Die erste Fütterung verlief suboptimal: Ein dicker Spatz besetzte den Eingang und verteidigte den Futterplatz vehement. Daraufhin verteilte ich das Futter weiträumig, und bald fanden sich bis zu dreißig Vögel gleichzeitig ein.
Die Meisenknödel hängte ich mit Schnürsenkeln in den Faulbaum, dessen hängende Blätter Immergrünen Eselsohren gleichen.
Herumtrödeln kennen die Spatzen nicht. Sie flutschen so geschwind aus dem Blickfeld und wieder hinein, dass ich mich oft wundere, wieso sie nicht zusammenstoßen und abschmieren.

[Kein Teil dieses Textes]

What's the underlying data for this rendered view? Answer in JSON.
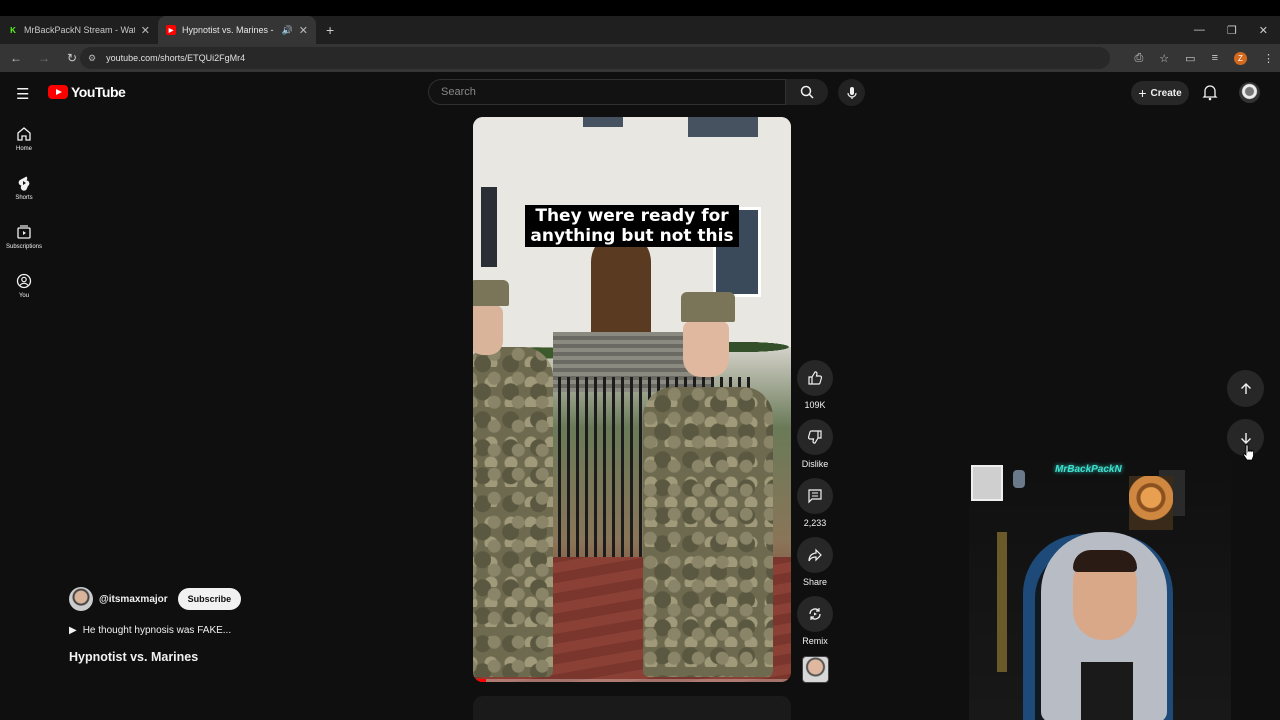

Nur bruchstückhaft und ausschnittsweise kann ich erkennen, was die Vogelschar macht. Kantige Brombeeräste mit ihren immer noch tiefgrünen stacheligen Blättern verstellen mir den Blick.
Die Hinterlassenschaften meiner fedrigen Nachbarschaft sehe ich schon deutlicher: Schalen der Sonnenblumenkerne und ein paar Kothäufchen.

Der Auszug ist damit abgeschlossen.